Registro civil

Paraná registra salto em reconhecimentos voluntários de paternidade

Cresce o número de reconhecimentos de paternidade no Paraná. Foto: Imagem produzida por IA

O Paraná vive duas realidades que caminham em direções opostas quando o assunto é filiação. De um lado, cresce o número de pais que procuram espontaneamente os Cartórios de Registro Civil para reconhecer oficialmente seus filhos. De outro, o estado segue registrando, todos os anos, cerca de 7,3 mil crianças apenas com o nome da mãe.

O levantamento é da Associação Nacional dos Registradores de Pessoas Naturais (Arpen-Brasil) mostra que, entre 2021 e julho de 2026, 4.011 pessoas passaram a ter a paternidade formalmente reconhecida no estado, um salto de 411 reconhecimentos em 2021 para 803 em 2025, aumento de 95% em cinco anos. Só no primeiro semestre deste ano, outros 368 reconhecimentos espontâneos já haviam sido registrados.

Parte desse avanço tem endereço certo: uma plataforma digital lançada neste ano, que permite iniciar o procedimento de reconhecimento voluntário pela internet, sem a necessidade de um primeiro atendimento presencial. Segundo o presidente da Arpen/PR, Cesar Augusto Machado de Mello, a ferramenta já reuniu mais de mil procedimentos iniciados em ambiente digital desde sua implantação.

Em entrevista à Tribuna do Paraná, Bettina Augusta Amorim Bulzico, diretora de Assuntos Jurídicos da Arpen/PR e Registradora Civil, explica que o crescimento nos últimos anos é resultado de três fatores combinados:

  • a simplificação do procedimento,
  • a maior informação da população,
  • a atuação cada vez mais próxima dos cartórios junto à sociedade.

“O reconhecimento voluntário é um procedimento bastante acessível. O pai que deseja reconhecer espontaneamente o filho pode procurar um Cartório de Registro Civil, inclusive aquele que não foi responsável pelo registro original”, afirma.

O advogado Eduardo Caires, especialista em Direito Civil e das Famílias, detalha que existem duas modalidades principais: a voluntária, ato espontâneo e irrevogável previsto no artigo 1.610 do Código Civil, e a judicial, acionada quando há resistência do suposto pai — neste caso, por meio da Ação de Investigação de Paternidade, prevista na Lei nº 8.560/92, em que a recusa em fazer o exame de DNA gera presunção de paternidade, conforme a Súmula 301 do STJ.

Caires reforça que o reconhecimento vai muito além do sobrenome: estabelece juridicamente o vínculo de filiação, com efeitos sobre pensão alimentícia, direitos sucessórios e parentesco.

O advogado lembra ainda que o ato pode ocorrer em qualquer momento da vida — inclusive quando o filho já é maior de idade, hipótese em que passa a depender do consentimento expresso dele — e cita a possibilidade do reconhecimento da paternidade socioafetiva, baseada no vínculo de afeto construído no dia a dia, que gera os mesmos efeitos jurídicos da paternidade biológica e pode ser feito diretamente em cartório a partir dos 12 anos do filho.

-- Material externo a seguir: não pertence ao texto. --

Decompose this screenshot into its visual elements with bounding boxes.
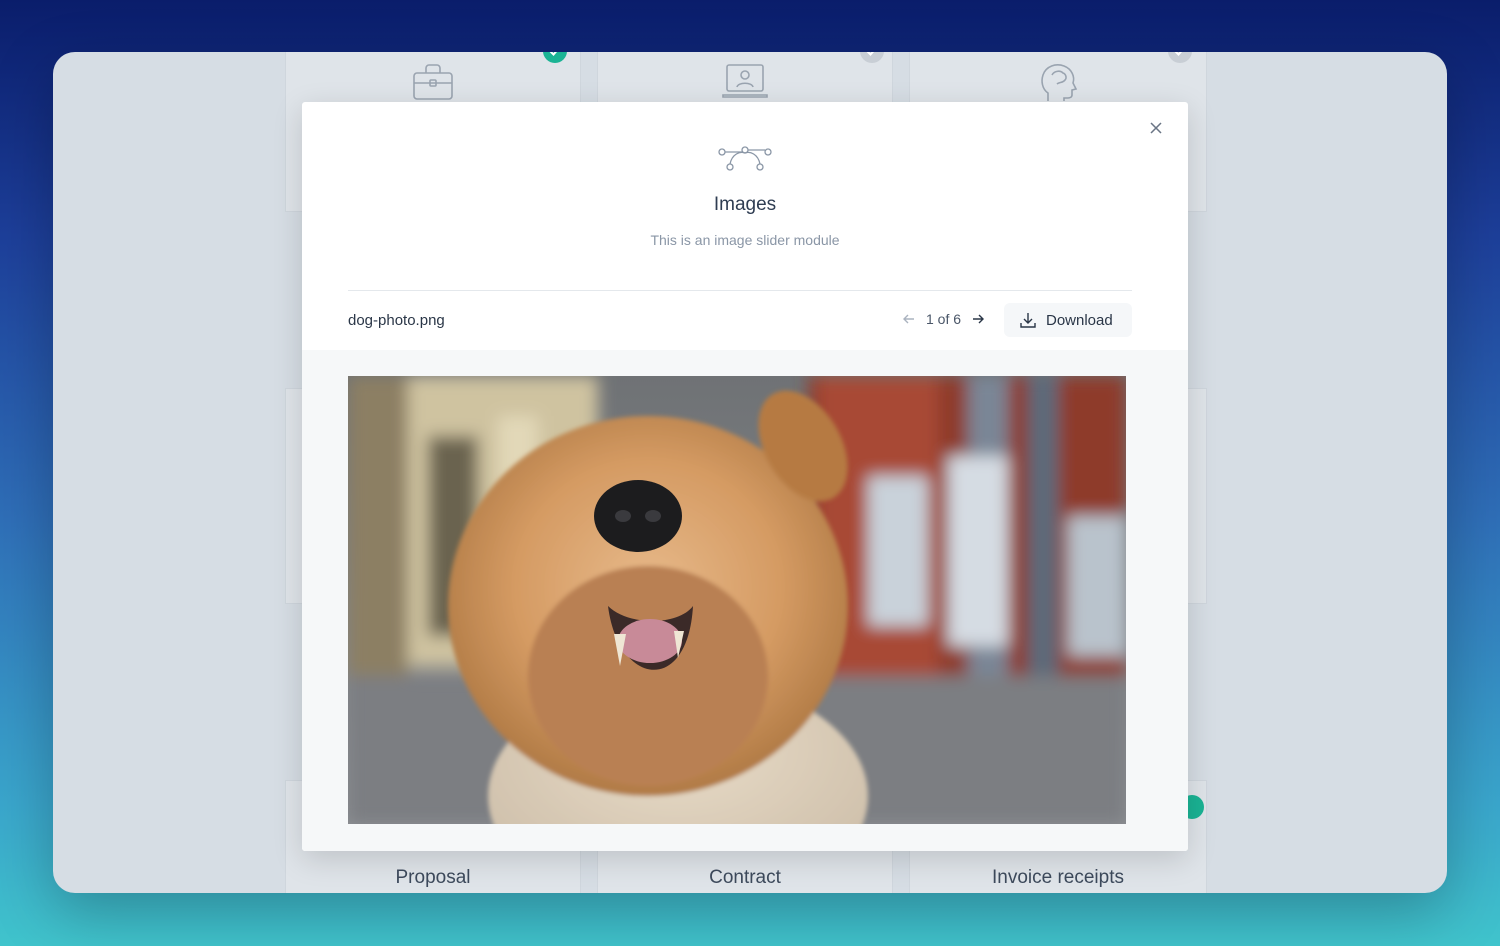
slider-image[interactable] [348, 376, 1126, 824]
vector-bezier-icon [718, 146, 772, 177]
pager-count: 1 of 6 [926, 311, 962, 327]
divider [348, 290, 1132, 291]
laptop-user-icon [721, 61, 769, 106]
dog-photo-illustration [348, 376, 1126, 824]
download-icon [1020, 313, 1036, 328]
previous-image-button[interactable] [902, 312, 916, 326]
app-window: Proposal Contract Invoice receipts Image… [53, 52, 1447, 893]
image-slider-modal: Images This is an image slider module do… [302, 102, 1188, 851]
status-check-badge [543, 52, 567, 63]
image-stage [302, 350, 1188, 851]
close-icon [1150, 122, 1162, 134]
download-label: Download [1046, 311, 1113, 329]
status-badge [860, 52, 884, 63]
next-image-button[interactable] [971, 312, 985, 326]
card-label-proposal: Proposal [395, 867, 471, 888]
modal-title: Images [713, 194, 777, 215]
arrow-left-icon [903, 314, 914, 324]
download-button[interactable]: Download [1004, 303, 1132, 337]
image-pager: 1 of 6 [902, 311, 985, 327]
card-label-invoice-receipts: Invoice receipts [991, 867, 1124, 888]
file-name: dog-photo.png [348, 312, 445, 329]
status-badge [1168, 52, 1192, 63]
briefcase-icon [412, 61, 454, 106]
modal-subtitle: This is an image slider module [650, 232, 840, 248]
arrow-right-icon [973, 314, 985, 324]
card-label-contract: Contract [709, 867, 781, 888]
close-button[interactable] [1146, 118, 1166, 138]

Por trás dos números, há histórias como a da modelo e miss plus size Cintia Fidelis Ferreira Ramos, que cresceu sem o nome do pai na certidão de nascimento mesmo morando com ele. Ela conta que o vazio no documento a acompanhou por anos como motivo de constrangimento.

“Eu me sentia constrangida, envergonhada de mostrar meu RG nos lugares as pessoas acabam julgando”, relembra. Depois de muita insistência, o pai aceitou fazer a alteração em 2019 — processo que esbarrou numa dificuldade prática, já que o cartório do registro original havia mudado de endereço, mas que se resolveu no mesmo dia em que ela localizou a nova sede. “Quando eu recebi a certidão nova com o nome do meu pai, pra mim foi emocionante como se fosse uma vida nova começando”, descreve.

Para a psicóloga e psicopedagoga infantil Bianca Berlim Zambon, o impacto desse gesto na infância vai muito além do papel. Segundo ela, o reconhecimento representa pertencimento e segurança emocional para a criança, mas precisa vir acompanhado de presença afetiva real — não basta a formalização legal.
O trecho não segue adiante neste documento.